Aside from carbon dioxide, the researchers found another bump in their data, indicating that something unexpected in WASP-39b’s atmosphere was absorbing some of the starlight. “There’s something else there, some other molecule or some kind of cloud or haze – something that’s not predicted by the basic model,” says Kempton. The researchers aren’t sure yet what this mystery molecule may be, but they are working to figure it out with additional data from JWST and different models.
The fact that we were able to see carbon dioxide in this gas giant’s atmosphere is a good sign for our ability to eventually understand the atmospheres of rocky worlds similar to Earth, one of the main goals of JWST, says Batalha.
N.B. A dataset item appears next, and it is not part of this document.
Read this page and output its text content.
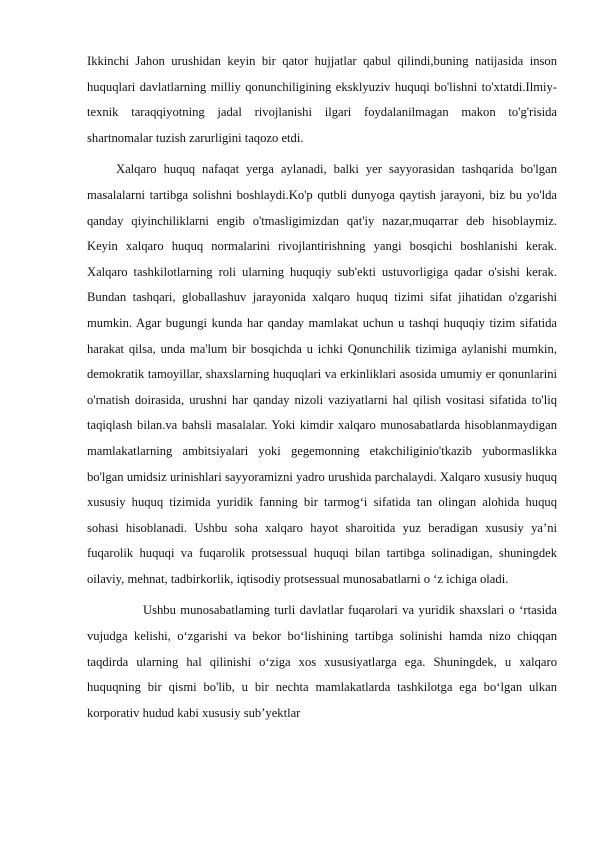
Ikkinchi Jahon urushidan keyin bir qator hujjatlar qabul qilindi,buning natijasida inson huquqlari davlatlarning milliy qonunchiligining eksklyuziv huquqi bo'lishni to'xtatdi.Ilmiy-texnik taraqqiyotning jadal rivojlanishi ilgari foydalanilmagan makon to'g'risida shartnomalar tuzish zarurligini taqozo etdi.

Xalqaro huquq nafaqat yerga aylanadi, balki yer sayyorasidan tashqarida bo'lgan masalalarni tartibga solishni boshlaydi.Ko'p qutbli dunyoga qaytish jarayoni, biz bu yo'lda qanday qiyinchiliklarni engib o'tmasligimizdan qat'iy nazar,muqarrar deb hisoblaymiz. Keyin xalqaro huquq normalarini rivojlantirishning yangi bosqichi boshlanishi kerak. Xalqaro tashkilotlarning roli ularning huquqiy sub'ekti ustuvorligiga qadar o'sishi kerak. Bundan tashqari, globallashuv jarayonida xalqaro huquq tizimi sifat jihatidan o'zgarishi mumkin. Agar bugungi kunda har qanday mamlakat uchun u tashqi huquqiy tizim sifatida harakat qilsa, unda ma'lum bir bosqichda u ichki Qonunchilik tizimiga aylanishi mumkin, demokratik tamoyillar, shaxslarning huquqlari va erkinliklari asosida umumiy er qonunlarini o'rnatish doirasida, urushni har qanday nizoli vaziyatlarni hal qilish vositasi sifatida to'liq taqiqlash bilan.va bahsli masalalar. Yoki kimdir xalqaro munosabatlarda hisoblanmaydigan mamlakatlarning ambitsiyalari yoki gegemonning etakchiliginio'tkazib yubormaslikka bo'lgan umidsiz urinishlari sayyoramizni yadro urushida parchalaydi. Xalqaro xususiy huquq xususiy huquq tizimida yuridik fanning bir tarmog‘i sifatida tan olingan alohida huquq sohasi hisoblanadi. Ushbu soha xalqaro hayot sharoitida yuz beradigan xususiy ya’ni fuqarolik huquqi va fuqarolik protsessual huquqi bilan tartibga solinadigan, shuningdek oilaviy, mehnat, tadbirkorlik, iqtisodiy protsessual munosabatlarni o ‘z ichiga oladi.

Ushbu munosabatlaming turli davlatlar fuqarolari va yuridik shaxslari o ‘rtasida vujudga kelishi, o‘zgarishi va bekor bo‘lishining tartibga solinishi hamda nizo chiqqan taqdirda ularning hal qilinishi o‘ziga xos xususiyatlarga ega. Shuningdek, u xalqaro huquqning bir qismi bo'lib, u bir nechta mamlakatlarda tashkilotga ega bo‘lgan ulkan korporativ hudud kabi xususiy sub’yektlar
It may also be useful in the hunt for alien life. “Down the road, it may be an interesting biosignature when found in combination with other molecules like methane,” says Jessie Christiansen at the NASA Exoplanet Science Institute in California.
“This planet is not a hospitable place – it’s like what you would get if you took Jupiter but moved it really close to the sun and baked it,” says Kempton. “It’s not a place you would ever want to visit, but this is the first step towards characterising the atmospheres of habitable planets.” And characterising those atmospheres is perhaps our best bet at finding signs of extraterrestrial life.